You may hear about CHADD which is Children and Adults with Attention-Deficit/Hyperactivity Disorder. This is not much different that AD(H)D except that this is applied to a person’s lifespan and not just childhood. Two great resources for children or adults with this are the ADDA (www.add.org) which is the Attention Deficit Disorder Association and the National Resource Center on AD/HD (www.help4adhd.org). These are fine non-profit institutions that can give people resources for help in diagnosing and treating AD(H)D and for applications in working with children or adults who have this.
ADHD is a common behavioral disorder that affects an estimated 8 to 10 percent of school-age children. Boys are about three times more likely than girls to be diagnosed with it, though it's not yet understood why. Kids with ADHD act without thinking, are hyperactive, and have trouble focusing. They may understand what's expected of them but have trouble following through because they can't sit still, pay attention, or attend to details.

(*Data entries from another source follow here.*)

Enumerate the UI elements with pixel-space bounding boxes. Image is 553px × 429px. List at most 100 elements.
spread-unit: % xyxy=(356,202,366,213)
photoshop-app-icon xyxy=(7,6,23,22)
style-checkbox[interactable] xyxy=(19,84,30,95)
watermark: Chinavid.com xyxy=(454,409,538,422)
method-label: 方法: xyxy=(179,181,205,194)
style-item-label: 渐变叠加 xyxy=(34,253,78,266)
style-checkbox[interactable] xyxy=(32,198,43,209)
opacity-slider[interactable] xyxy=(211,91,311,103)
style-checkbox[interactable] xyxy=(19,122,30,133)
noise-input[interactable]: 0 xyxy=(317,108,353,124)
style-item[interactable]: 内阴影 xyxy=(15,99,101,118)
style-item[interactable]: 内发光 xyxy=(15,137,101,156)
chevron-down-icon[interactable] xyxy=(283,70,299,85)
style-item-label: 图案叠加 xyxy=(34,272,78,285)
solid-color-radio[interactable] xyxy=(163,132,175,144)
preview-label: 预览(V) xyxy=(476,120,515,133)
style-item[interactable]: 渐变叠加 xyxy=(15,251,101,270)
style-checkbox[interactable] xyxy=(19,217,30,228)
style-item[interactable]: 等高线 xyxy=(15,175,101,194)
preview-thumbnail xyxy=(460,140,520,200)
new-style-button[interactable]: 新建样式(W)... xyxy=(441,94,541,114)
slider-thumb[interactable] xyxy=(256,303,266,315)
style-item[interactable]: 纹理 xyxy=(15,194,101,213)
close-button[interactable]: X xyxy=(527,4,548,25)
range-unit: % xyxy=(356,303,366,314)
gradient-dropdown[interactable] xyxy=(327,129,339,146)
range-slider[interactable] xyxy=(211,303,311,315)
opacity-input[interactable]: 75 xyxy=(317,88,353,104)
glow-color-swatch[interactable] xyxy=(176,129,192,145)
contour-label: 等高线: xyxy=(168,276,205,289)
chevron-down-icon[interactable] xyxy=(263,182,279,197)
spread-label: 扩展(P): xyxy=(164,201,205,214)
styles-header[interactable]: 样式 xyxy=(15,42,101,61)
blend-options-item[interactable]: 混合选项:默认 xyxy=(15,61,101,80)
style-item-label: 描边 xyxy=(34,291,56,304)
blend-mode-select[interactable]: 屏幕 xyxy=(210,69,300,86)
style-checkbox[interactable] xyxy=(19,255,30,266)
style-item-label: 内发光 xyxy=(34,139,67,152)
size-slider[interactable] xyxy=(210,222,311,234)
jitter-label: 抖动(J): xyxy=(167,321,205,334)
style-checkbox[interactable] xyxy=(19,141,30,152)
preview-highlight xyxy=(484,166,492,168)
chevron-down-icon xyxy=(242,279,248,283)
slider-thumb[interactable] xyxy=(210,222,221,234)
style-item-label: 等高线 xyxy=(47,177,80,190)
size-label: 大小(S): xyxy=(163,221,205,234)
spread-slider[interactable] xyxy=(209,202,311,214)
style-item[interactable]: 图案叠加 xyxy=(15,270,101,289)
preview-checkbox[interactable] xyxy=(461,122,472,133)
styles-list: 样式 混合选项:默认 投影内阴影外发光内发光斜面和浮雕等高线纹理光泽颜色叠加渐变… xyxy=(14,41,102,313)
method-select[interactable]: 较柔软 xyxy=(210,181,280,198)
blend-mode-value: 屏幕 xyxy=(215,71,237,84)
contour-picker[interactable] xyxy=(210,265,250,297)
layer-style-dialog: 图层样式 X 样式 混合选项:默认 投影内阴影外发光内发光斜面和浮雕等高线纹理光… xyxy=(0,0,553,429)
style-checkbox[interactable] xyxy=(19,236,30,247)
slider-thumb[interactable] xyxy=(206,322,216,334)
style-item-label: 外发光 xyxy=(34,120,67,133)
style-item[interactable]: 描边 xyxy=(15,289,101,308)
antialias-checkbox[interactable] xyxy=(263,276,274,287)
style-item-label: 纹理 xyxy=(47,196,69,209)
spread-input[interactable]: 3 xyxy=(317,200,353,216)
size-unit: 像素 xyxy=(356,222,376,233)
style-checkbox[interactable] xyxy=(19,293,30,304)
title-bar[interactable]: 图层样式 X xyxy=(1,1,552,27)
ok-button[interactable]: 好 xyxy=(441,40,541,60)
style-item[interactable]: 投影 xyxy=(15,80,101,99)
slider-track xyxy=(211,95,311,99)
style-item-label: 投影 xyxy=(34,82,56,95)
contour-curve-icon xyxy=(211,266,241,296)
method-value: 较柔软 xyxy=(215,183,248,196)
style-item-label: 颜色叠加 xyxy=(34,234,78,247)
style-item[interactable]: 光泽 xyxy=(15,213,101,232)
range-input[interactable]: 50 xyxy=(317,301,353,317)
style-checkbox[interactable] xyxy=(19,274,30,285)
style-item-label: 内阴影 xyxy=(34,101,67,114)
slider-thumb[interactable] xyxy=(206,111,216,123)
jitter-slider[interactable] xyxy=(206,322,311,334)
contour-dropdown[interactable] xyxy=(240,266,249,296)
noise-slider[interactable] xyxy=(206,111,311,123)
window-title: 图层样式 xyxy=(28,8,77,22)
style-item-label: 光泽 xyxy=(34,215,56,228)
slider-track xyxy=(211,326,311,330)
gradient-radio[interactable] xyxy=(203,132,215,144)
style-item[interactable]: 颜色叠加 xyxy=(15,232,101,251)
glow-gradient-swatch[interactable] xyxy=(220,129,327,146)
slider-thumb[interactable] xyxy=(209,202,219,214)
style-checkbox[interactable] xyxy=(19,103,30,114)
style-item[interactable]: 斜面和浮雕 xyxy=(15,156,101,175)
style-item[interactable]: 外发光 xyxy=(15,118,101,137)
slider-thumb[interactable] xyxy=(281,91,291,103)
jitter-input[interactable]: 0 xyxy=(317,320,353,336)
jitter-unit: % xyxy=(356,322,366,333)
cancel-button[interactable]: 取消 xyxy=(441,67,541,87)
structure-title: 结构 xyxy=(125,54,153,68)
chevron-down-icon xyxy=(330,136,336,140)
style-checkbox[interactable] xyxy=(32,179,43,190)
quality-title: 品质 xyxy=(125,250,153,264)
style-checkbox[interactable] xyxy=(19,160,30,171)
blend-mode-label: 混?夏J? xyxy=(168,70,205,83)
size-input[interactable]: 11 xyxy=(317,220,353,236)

Of course, all kids (especially younger ones) act this way at times, particularly when they're anxious or excited. But the difference with ADHD is that symptoms are present over a longer period of time and occur in different settings. They impair a child's ability to function socially, academically, and at home. The good news is that with proper treatment, kids with ADHD can learn to successfully live with and manage their symptoms.
The reasons may be in part due to the blood flow or supply to the part of the brain that controls movement and impulsivity. It can be overactive or it can be under-active. There are still much we do not know and diet is not necessarily a solution. This may be why they are not responsible for their own inability to control their impulses. That is the part where patience, understanding and love are of utmost importance. Children that watch an exorbitant amount of videos, video games or TV and parents that smoke are thought to increase the risk factors. But it is generally inherited. It is thought that even Ludwig Von Beethoven had this.
Never doubt these children or adults ability. They have AD(H)D, but that does not mean they are not gifted. In many cases, they can see things that most children or adults don’t see. They can test exceedingly high on IQ tests. They are made for a special purpose nonetheless. What we may consider a weakness, can in turn be a strength. I myself had ADD with the hyperactivity…I still deal with it as an adult. But I think God can use this, as I can sit and do an article, like I did this in a short 3 hours time. And I did this article due to one person’s simple request whom I thought was special: Julie Sadie, an Associated Content contributor, of which I am also one. I got fixated on a mission. I was overactive in the pursuit of excellence in this in order to help her. So never think that a learning difficulty is a learning or character weakness. On the contrary, it can be our greatest gift. What the world considers a weakness, God considers a strength. Now, if we can just get rid of the labels like, special needs, and we can just settle “special”. Because love believes all things.